Non sono domande retoriche. Dalle risposte a queste domande dipende il futuro dell’Europa.

Ma sarebbe illusorio rifugiarsi dietro modelli econometrici e spiegazioni tecnocratiche per dire a milioni di giovani cittadini europei che la loro disoccupazione, la necessità di emigrare per trovare lavoro, è mera conseguenza di un riequilibrio inerente ad una “area monetaria ottimale”.

Il problema è politico e necessita di soluzioni politiche. Non “rattoppi” tecnici. E, in primis, se ne devono fare a carico i Governi dei Paesi che più di tutti hanno a cuore la tenuta dell’Unione Europea, insieme alle Istituzioni di Bruxelles.

E’ il momento di rispondere con slancio europeistico, ma non con un approccio fideistico, né tecnocratico.

Con la Dichiarazione di Roma del 25 marzo scorso abbiamo voluto trasmettere ai nostri cittadini un forte messaggio di fiducia nel futuro dell’UE.

Ma non esistono formule magiche o modelli predefiniti. In gioco c’è sempre  – quotidianamente  – la  volontà politica di sostenere il progetto di integrazione come riposta concreta alle sfide del nostro tempo.

All’inizio degli anni 50 De Gasperi ci aveva in qualche modo avvertiti, dicendo: se costruiremo soltanto amministrazioni comuni senza una volontà politica superiore rischieremo che l’attività europea appaia, al confronto della vitalità nazionale, senza calore e senza vita ideale … una sovrastruttura superflua e forse anche oppressiva.

La sfida è profondamente politica.
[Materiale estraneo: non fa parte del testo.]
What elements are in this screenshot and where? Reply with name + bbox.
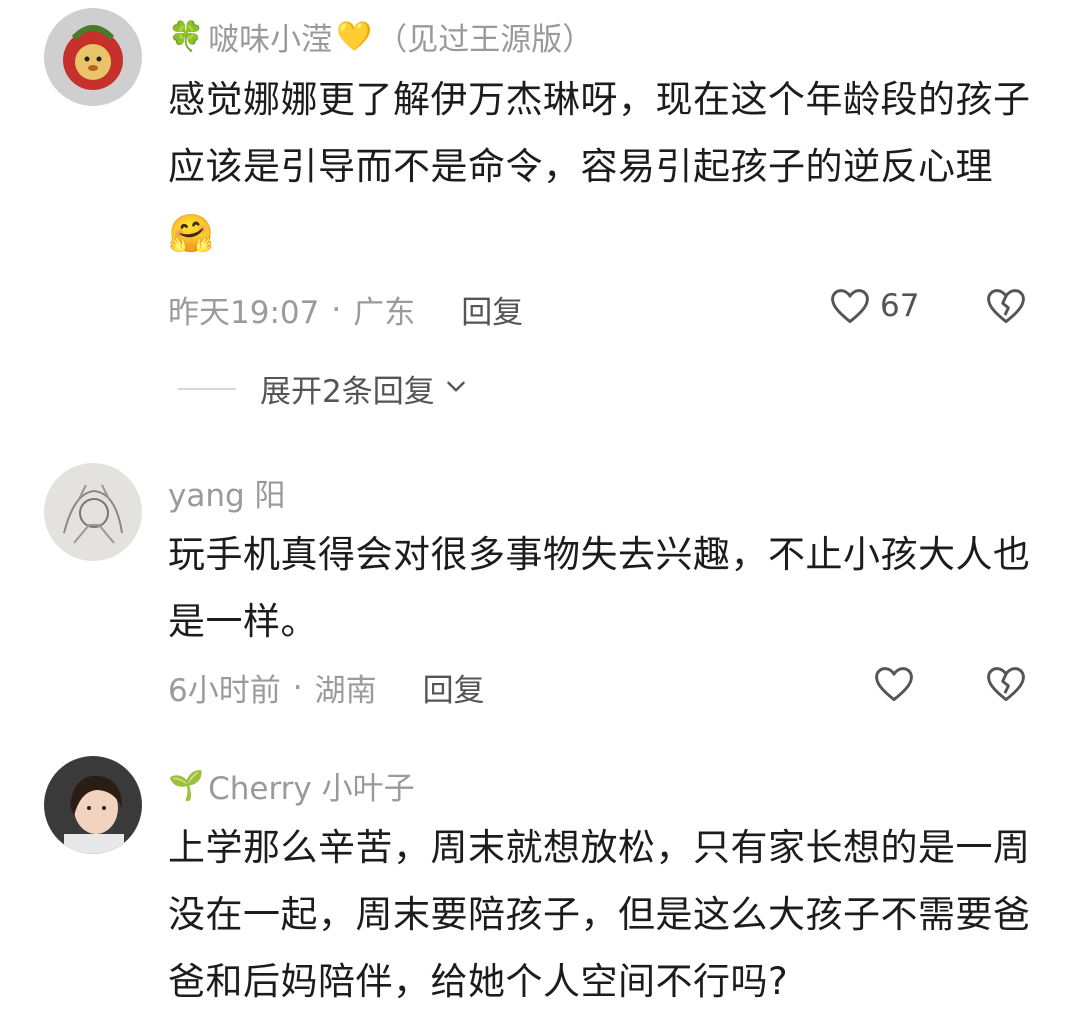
clover-icon: 🍀 <box>168 19 205 53</box>
username[interactable]: 🍀 啵味小滢 💛 （见过王源版） <box>168 14 593 59</box>
comment-meta: 6小时前 · 湖南 回复 <box>168 665 485 710</box>
username[interactable]: yang 阳 <box>168 470 286 515</box>
divider <box>178 387 236 390</box>
reply-button[interactable]: 回复 <box>461 287 523 332</box>
broken-heart-icon <box>987 667 1025 702</box>
reply-button[interactable]: 回复 <box>423 665 485 710</box>
dislike-button[interactable] <box>984 662 1028 706</box>
comment-text: 玩手机真得会对很多事物失去兴趣，不止小孩大人也是一样。 <box>168 533 1031 643</box>
expand-replies-button[interactable]: 展开2条回复 <box>178 366 469 411</box>
location: 湖南 <box>314 673 377 709</box>
like-button[interactable]: 67 <box>828 284 919 328</box>
heart-outline-icon <box>872 662 916 706</box>
separator-dot: · <box>292 669 303 706</box>
heart-emoji-icon: 💛 <box>336 19 373 53</box>
comment-text: 感觉娜娜更了解伊万杰琳呀，现在这个年龄段的孩子应该是引导而不是命令，容易引起孩子… <box>168 78 1031 255</box>
timestamp: 6小时前 <box>168 673 281 709</box>
separator-dot: · <box>331 291 342 328</box>
heart-outline-icon <box>828 284 872 328</box>
dislike-button[interactable] <box>984 284 1028 328</box>
avatar[interactable] <box>44 8 142 106</box>
user-badge: （见过王源版） <box>376 22 594 58</box>
like-count: 67 <box>880 288 920 324</box>
timestamp: 昨天19:07 <box>168 295 320 331</box>
username-text: Cherry 小叶子 <box>208 771 415 807</box>
comment-meta: 昨天19:07 · 广东 回复 <box>168 287 523 332</box>
like-button[interactable] <box>872 662 916 706</box>
chevron-down-icon <box>443 371 469 407</box>
avatar[interactable] <box>44 463 142 561</box>
avatar[interactable] <box>44 756 142 854</box>
username[interactable]: 🌱 Cherry 小叶子 <box>168 763 415 808</box>
broken-heart-icon <box>987 289 1025 324</box>
username-text: 啵味小滢 <box>208 22 333 58</box>
seedling-icon: 🌱 <box>168 768 205 802</box>
comment-text: 上学那么辛苦，周末就想放松，只有家长想的是一周没在一起，周末要陪孩子，但是这么大… <box>168 826 1031 1003</box>
location: 广东 <box>353 295 416 331</box>
expand-label: 展开2条回复 <box>260 374 435 410</box>
username-text: yang 阳 <box>168 478 286 514</box>
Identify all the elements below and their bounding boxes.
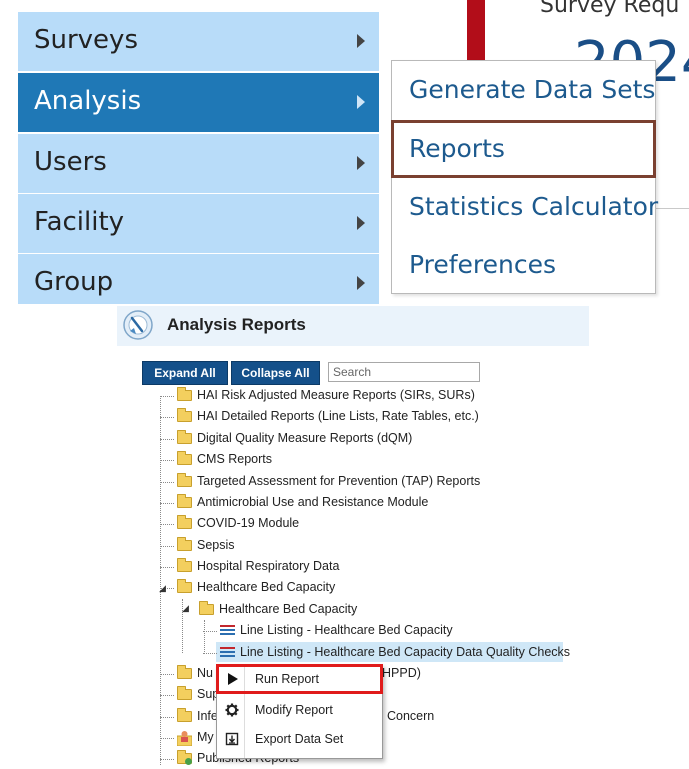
tree-node-label: Targeted Assessment for Prevention (TAP)… (197, 474, 481, 488)
submenu-item-statistics-calculator[interactable]: Statistics Calculator (392, 178, 659, 236)
menu-item-label: Modify Report (255, 703, 333, 717)
menu-item-label: Run Report (255, 672, 319, 686)
submenu-item-reports[interactable]: Reports (391, 120, 656, 178)
folder-icon (177, 494, 192, 508)
tree-node-label: My (197, 730, 214, 744)
chevron-right-icon (357, 156, 365, 170)
tree-node-label: CMS Reports (197, 452, 273, 466)
tree-node-label: Healthcare Bed Capacity (219, 602, 358, 616)
folder-icon (177, 515, 192, 529)
tree-connector (160, 674, 174, 675)
tree-connector (160, 695, 174, 696)
tree-node-label: HAI Risk Adjusted Measure Reports (SIRs,… (197, 388, 475, 402)
analysis-submenu: Generate Data Sets Reports Statistics Ca… (391, 60, 659, 294)
nav-item-users[interactable]: Users (18, 134, 379, 193)
chevron-right-icon (357, 34, 365, 48)
tree-connector (160, 396, 174, 397)
tree-connector (203, 653, 217, 654)
analysis-reports-icon (123, 310, 153, 340)
run-report-menu-item[interactable]: Run Report (216, 664, 383, 694)
top-navigation-area: Survey Requ 2024 Surveys Analysis Users … (0, 0, 689, 304)
tree-node-label: Sepsis (197, 538, 235, 552)
nav-item-surveys[interactable]: Surveys (18, 12, 379, 71)
tree-connector (160, 717, 174, 718)
submenu-item-label: Statistics Calculator (409, 192, 659, 221)
nav-item-label: Facility (34, 207, 125, 237)
chevron-right-icon (357, 216, 365, 230)
submenu-item-preferences[interactable]: Preferences (392, 236, 655, 294)
tree-node-label: Hospital Respiratory Data (197, 559, 340, 573)
tree-node-label: Infe (197, 709, 218, 723)
collapse-toggle-icon[interactable]: ◢ (159, 584, 166, 593)
export-data-set-menu-item[interactable]: Export Data Set (217, 725, 382, 753)
folder-icon (177, 558, 192, 572)
search-input[interactable] (328, 362, 480, 382)
folder-icon (177, 686, 192, 700)
tree-connector (160, 460, 174, 461)
tree-node-label: Nu (197, 666, 213, 680)
tree-node-label: Digital Quality Measure Reports (dQM) (197, 431, 413, 445)
tree-connector (203, 631, 217, 632)
chevron-right-icon (357, 276, 365, 290)
submenu-item-label: Reports (409, 134, 505, 163)
tree-connector (160, 738, 174, 739)
survey-requirements-heading: Survey Requ (540, 0, 680, 18)
nav-item-analysis[interactable]: Analysis (18, 73, 379, 132)
tree-node-label: Healthcare Bed Capacity (197, 580, 336, 594)
folder-open-icon (177, 579, 192, 593)
nav-item-group[interactable]: Group (18, 254, 379, 304)
chevron-right-icon (357, 95, 365, 109)
folder-icon (177, 537, 192, 551)
folder-icon (177, 665, 192, 679)
nav-item-label: Analysis (34, 86, 142, 116)
tree-connector (160, 546, 174, 547)
tree-connector (160, 503, 174, 504)
publish-badge-icon (185, 758, 192, 765)
report-list-icon (220, 624, 235, 637)
page-title: Analysis Reports (167, 315, 306, 334)
tree-connector (160, 482, 174, 483)
tree-connector (160, 524, 174, 525)
folder-icon (177, 430, 192, 444)
play-icon (228, 673, 238, 685)
tree-guide-line (160, 396, 161, 765)
folder-icon (177, 708, 192, 722)
export-icon (225, 732, 239, 746)
tree-node-label: Line Listing - Healthcare Bed Capacity D… (240, 645, 571, 659)
tree-node-label: Line Listing - Healthcare Bed Capacity (240, 623, 453, 637)
context-menu: Run Report Modify Report Export Data Set (216, 664, 383, 759)
tree-connector (160, 567, 174, 568)
folder-open-icon (199, 601, 214, 615)
report-list-icon (220, 646, 235, 659)
tree-connector (160, 439, 174, 440)
expand-all-button[interactable]: Expand All (142, 361, 228, 385)
folder-icon (177, 408, 192, 422)
tree-connector (160, 759, 174, 760)
divider (655, 208, 689, 209)
tree-node-label-tail: Concern (387, 709, 435, 723)
menu-item-label: Export Data Set (255, 732, 344, 746)
tree-node-label: Antimicrobial Use and Resistance Module (197, 495, 429, 509)
collapse-all-button[interactable]: Collapse All (231, 361, 320, 385)
modify-report-menu-item[interactable]: Modify Report (217, 696, 382, 724)
main-nav-menu: Surveys Analysis Users Facility Group (18, 0, 380, 304)
folder-icon (177, 473, 192, 487)
tree-connector (160, 417, 174, 418)
user-folder-icon (177, 731, 192, 746)
submenu-item-generate-data-sets[interactable]: Generate Data Sets (392, 61, 655, 119)
tree-guide-line-leaf (204, 620, 205, 652)
nav-item-facility[interactable]: Facility (18, 194, 379, 253)
nav-item-label: Users (34, 147, 107, 177)
tree-node-label: HAI Detailed Reports (Line Lists, Rate T… (197, 409, 479, 423)
tree-node-label-tail: HPPD) (382, 666, 421, 680)
folder-icon (177, 451, 192, 465)
collapse-toggle-icon[interactable]: ◢ (182, 604, 189, 613)
submenu-item-label: Preferences (409, 250, 557, 279)
tree-node-label: COVID-19 Module (197, 516, 300, 530)
gear-icon (225, 703, 239, 717)
nav-item-label: Group (34, 267, 114, 297)
submenu-item-label: Generate Data Sets (409, 75, 656, 104)
nav-item-label: Surveys (34, 25, 138, 55)
folder-icon (177, 387, 192, 401)
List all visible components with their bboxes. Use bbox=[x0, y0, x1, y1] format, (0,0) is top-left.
Dipende dalla nostra capacità di visione, dal nostro livello di ambizione, dalla nostra volontà di conferire vitalità e calore al progetto europeo.   

Quindi, non dobbiamo avere paura di intraprendere la via dell’integrazione differenziata.

Per andare avanti è importante trovare un livello di “ambizione compatibile” fra i Paesi più ambiziosi e fare “massa critica”. Senza aspettare l’ambizione del meno ambizioso. Senza attendere che l’ambizione del meno ambizioso maturi in più grande ambizione.

E senza mai dimenticare: che i cittadini europei devono sempre rimanere al centro dello straordinario progetto comune europeo.